We caught up with Gojira lead chanteur Joe Duplantier, in the midst of a never-ending U.S. jaunt supporting What Is Left Of The Band Once Known As Slayer, to discuss charred oceans and rural isolation.

Vanyaland: So you guys are touring with Slayer, who have gone through a lot of lineup changes; and yet Gojira has managed to hold onto a completely stable lineup for your whole career so far. What do you attribute it to?

Joe Duplantier: I don’t know — I don’t really think about it, but people always find it so odd that we’re still together. I guess we’re just lucky to have found each other at the beginning, in the same area, almost the same village. We’re like family, you know, so we have ups and downs. But the key to our success in staying together, as a band, is communication. Communication, and not doing drugs!

Gojira existed long before non-French audiences had ever heard of you; what was your formation like, and how did you emerge from the French metal world?

We started in the southwest of France, in the countryside, and it took us a lot of years to play shows in proper clubs. We spent, first of all, something like four or five years just recording demos and jamming. We didn’t really have a goal to become a professional band, we just wanted to play for the love of music. And that’s what our band is based on, we never had any intent to become a big international band.

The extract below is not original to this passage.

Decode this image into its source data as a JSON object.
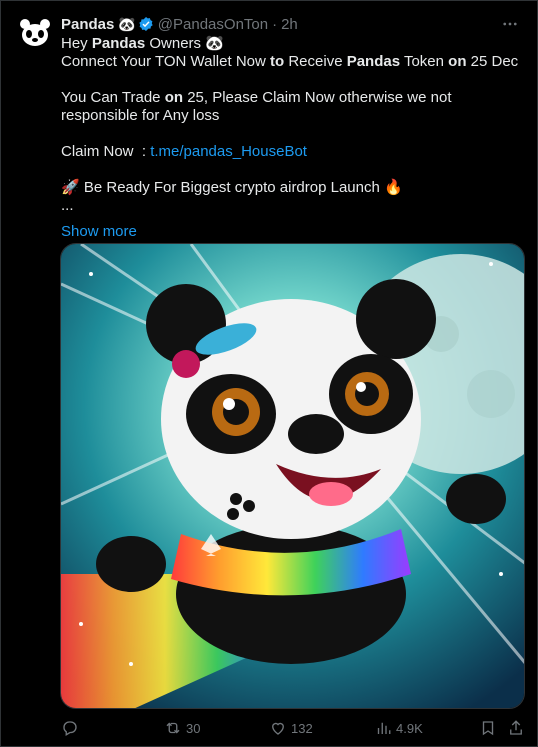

Finally we were like “Okay, let’s record an album,” and from that moment it became something like an ignition to promote our first album in France. As a French band, there were no open doors to international markets; in France there’s no tradition of international bands, at least in rock. So it took a long time to find a record company that would distribute us in England; and that was really amazing, to be distributed outside of France, it was an event in the French metal scene!

So it took a long time, but how we felt was that we were ever-moving, step after step, always getting a little better and better. So that kind of kept us together, because we never went down, we never played a show where people threw tomatoes at us. Each show was a success for us, and even if we played a show without a lot of people there, there was always one guy who was like “That was awesome!” And we never had times when we went downhill, which a lot of bands deal with. I mean, it’s hard, because everything moves slowly, but we’ve liked it that way, it’s worked out for us.


It seems like your isolation was a big key to your sound, attitude, and ultimate success.

We were isolated and there was no scene around us. There were some groups of bands in bigger cities, but where we were, we were on our own. We were influenced and inspired by Metallica, Sepultura, Death, Morbid Angel, and some English and American bands, and they were all from far away, something that we could never reach. So we allowed ourselves to be creative when composing, we didn’t have a band next to us saying “Oh, you can’t do that.” We weren’t influenced by medium bands, just big bands! In a weird way, that allowed us to be ourselves.